Prenez de bonnes habitudes et préférez donc toujours le QNH

dimanche 3 février 2013

Enfin!!

Enfin, ce weekend, il a été possible de voler un peu.
La météo n'était pas magnifique, mais au moins les critères minimum VMC étaient présents.

Mais quels sont ces critères VMC?
Espacement avec les nuages en EANC

Et bien c'est très simple, pour voler à Toussus le Noble, c'est à dire en EAC (espace aérien contrôlé), il faut garder une distance par rapport aux nuages de 300m verticalement et 1500m horizontalement.
Toussus n'est pas réellement un espace aérien contrôlé, c'est une ZRT (Zone réglementée temporaire), néanmoins les règles des espaces aériens contrôlés s'appliquent.

Cette règle s'applique également dans les EANC (espaces aériens NON contrôlés), mais seulement au dessus de la "surface S" (3000 pieds QNH ou 1000 pieds QFE, le plus haut des deux). En dessous, il s'agit uniquement de rester hors des nuages et en vue du sol.

En réalité la distance avec les nuages est difficile à obtenir, mais les vols VFR ne sont pas interdit pour autant dans un EAC. On parle dans ce cas de "VFR spécial". 

Les seuls vols que j'ai pu faire ce weekend étaient pour des tours de pistes, en raison du plafond très limité. Samedi, avec un vent de travers à 20kt, pratiquement la limite donnée par le manuel de vol de l'avion, les atterrissages étaient sportifs, mais instructifs. En particulier, la technique de décrabage lors de l'arrondi (manche dans le vent, palonnier opposé) est une manœuvre intéressante, qui fait partie de la formation des pilotes PPL.
Figure 1 : correction de dérive
Figure 2 : Arrondi, nez dans l'axe, aileron au vent levé.

samedi 26 janvier 2013

Le code Q


Ce week-end, la météo redevient mauvaise, et la communauté des pilotes se retrouve clouée au sol. 

J'en profite donc pour vous parles du code Q.
Le weekend dernier nous ne pouvions pas voler, car l'aérodrome étais QGO. En aéronautique, QGO signifie que l'aérodrome est fermé pour causes météo. Ce trigramme fait partie du code Q. Le code Q correspond à des groupes de 3 lettres ayant un sens bien précis et qui est utilisé par les opérateurs radio.
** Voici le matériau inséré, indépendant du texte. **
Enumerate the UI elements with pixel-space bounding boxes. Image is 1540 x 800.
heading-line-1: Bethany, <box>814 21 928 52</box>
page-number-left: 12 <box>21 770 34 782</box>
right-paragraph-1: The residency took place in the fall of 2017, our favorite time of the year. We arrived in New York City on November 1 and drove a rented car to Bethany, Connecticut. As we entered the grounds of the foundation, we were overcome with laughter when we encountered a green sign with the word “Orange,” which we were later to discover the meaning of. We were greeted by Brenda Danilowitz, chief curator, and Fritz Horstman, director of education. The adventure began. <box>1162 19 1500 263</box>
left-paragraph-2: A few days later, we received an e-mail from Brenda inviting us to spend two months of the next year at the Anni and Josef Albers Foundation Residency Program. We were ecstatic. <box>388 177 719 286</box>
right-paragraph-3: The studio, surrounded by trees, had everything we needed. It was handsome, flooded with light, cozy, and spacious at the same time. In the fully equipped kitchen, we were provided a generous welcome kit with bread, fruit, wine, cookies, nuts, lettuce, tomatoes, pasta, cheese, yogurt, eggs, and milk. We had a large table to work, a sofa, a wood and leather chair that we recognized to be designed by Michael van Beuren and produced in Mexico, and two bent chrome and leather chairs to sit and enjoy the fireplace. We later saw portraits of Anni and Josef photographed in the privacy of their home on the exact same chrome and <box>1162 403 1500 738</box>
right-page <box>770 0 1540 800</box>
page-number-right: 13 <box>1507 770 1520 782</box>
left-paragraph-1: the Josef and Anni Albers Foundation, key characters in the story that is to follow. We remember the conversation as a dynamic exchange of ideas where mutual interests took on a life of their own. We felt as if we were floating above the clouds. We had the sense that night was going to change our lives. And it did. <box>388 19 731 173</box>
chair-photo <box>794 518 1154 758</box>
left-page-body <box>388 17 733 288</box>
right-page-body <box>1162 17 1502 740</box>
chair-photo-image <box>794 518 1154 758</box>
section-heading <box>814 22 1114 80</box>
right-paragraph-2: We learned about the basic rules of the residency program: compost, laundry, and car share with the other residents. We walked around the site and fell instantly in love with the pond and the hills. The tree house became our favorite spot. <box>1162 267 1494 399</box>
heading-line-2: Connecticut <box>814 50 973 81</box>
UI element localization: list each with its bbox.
Ce code développé en 1912 permettait de faciliter les communications radio dans les domaines maritimes et aéronautiques, qui à l'époque étaient en morse!!
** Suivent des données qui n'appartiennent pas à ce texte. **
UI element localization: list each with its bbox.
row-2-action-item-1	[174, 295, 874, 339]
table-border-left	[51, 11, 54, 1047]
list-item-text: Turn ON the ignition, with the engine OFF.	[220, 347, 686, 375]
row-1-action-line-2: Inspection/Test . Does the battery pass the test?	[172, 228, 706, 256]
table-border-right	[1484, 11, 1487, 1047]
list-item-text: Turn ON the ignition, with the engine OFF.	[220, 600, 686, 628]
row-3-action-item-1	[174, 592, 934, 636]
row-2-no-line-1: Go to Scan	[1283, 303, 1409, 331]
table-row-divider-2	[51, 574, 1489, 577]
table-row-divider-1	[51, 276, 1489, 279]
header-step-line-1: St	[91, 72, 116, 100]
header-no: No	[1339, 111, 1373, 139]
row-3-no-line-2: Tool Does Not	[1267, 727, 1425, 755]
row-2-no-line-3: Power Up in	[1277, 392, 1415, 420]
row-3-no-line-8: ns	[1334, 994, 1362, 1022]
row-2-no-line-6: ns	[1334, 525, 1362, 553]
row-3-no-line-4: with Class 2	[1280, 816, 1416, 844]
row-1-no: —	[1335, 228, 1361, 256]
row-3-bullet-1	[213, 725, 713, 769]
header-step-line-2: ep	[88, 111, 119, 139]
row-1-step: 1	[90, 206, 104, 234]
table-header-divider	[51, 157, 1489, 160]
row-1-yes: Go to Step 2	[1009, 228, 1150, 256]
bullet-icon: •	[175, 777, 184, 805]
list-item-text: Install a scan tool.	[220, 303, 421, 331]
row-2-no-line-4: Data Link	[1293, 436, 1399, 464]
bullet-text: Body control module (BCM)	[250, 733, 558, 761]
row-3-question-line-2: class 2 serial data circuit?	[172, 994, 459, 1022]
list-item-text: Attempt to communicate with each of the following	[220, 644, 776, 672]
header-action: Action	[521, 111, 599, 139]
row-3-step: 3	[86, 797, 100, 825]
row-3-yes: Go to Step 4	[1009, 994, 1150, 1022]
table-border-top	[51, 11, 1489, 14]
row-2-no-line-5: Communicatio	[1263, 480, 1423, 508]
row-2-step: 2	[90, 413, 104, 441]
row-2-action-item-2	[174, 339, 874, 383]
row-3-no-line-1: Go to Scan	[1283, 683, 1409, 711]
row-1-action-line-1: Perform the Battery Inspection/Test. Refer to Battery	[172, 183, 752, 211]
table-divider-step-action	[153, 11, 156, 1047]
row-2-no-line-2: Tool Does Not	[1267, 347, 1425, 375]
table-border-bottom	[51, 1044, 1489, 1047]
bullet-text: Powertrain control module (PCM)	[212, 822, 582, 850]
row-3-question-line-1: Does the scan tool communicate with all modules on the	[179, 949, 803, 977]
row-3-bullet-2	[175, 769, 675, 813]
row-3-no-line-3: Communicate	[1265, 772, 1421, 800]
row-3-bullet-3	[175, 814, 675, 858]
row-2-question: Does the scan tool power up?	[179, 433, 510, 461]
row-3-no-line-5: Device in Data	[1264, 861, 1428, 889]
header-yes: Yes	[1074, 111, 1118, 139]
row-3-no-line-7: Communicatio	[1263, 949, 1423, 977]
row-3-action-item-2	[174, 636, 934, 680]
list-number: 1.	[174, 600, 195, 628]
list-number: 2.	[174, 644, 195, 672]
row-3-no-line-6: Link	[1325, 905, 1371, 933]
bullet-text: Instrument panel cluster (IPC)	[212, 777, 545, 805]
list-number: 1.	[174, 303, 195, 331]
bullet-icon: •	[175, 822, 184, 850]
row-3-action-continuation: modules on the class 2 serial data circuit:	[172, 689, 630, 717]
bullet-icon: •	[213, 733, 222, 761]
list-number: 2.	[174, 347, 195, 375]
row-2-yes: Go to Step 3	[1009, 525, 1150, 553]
QGO est un terme rarement employé en aéronautique, mais parmi ce code Q nous trouvons fréquemment :


  • QNH : Pression atmosphérique au niveau de la mer ;
  • QFE : Pression atmosphérique au niveau de l'aérodrome ;
  • QNE : références altimètriques en niveau de vol : calage 1013,2 hPa ; Sous forme de question/réponse il permet de connaitre des altitudes de passage lorsque le barométre est calé sur 1013,2 hPa. Cela a été utilisé pour des approches à haute altitude lorsque les barométres ne permettaient pas des corrections de pression.
  • QFU : orientation magnétique de la piste ;
  • QDM et QDR : relèvements radiogoniométriques de stations au sol et des avions.

  • Voilà, je vais passer le temps cloué au sol à préparer des cours théoriques de météo. Au moins le temps m^me si il est mauvais, ne sera pas perdu!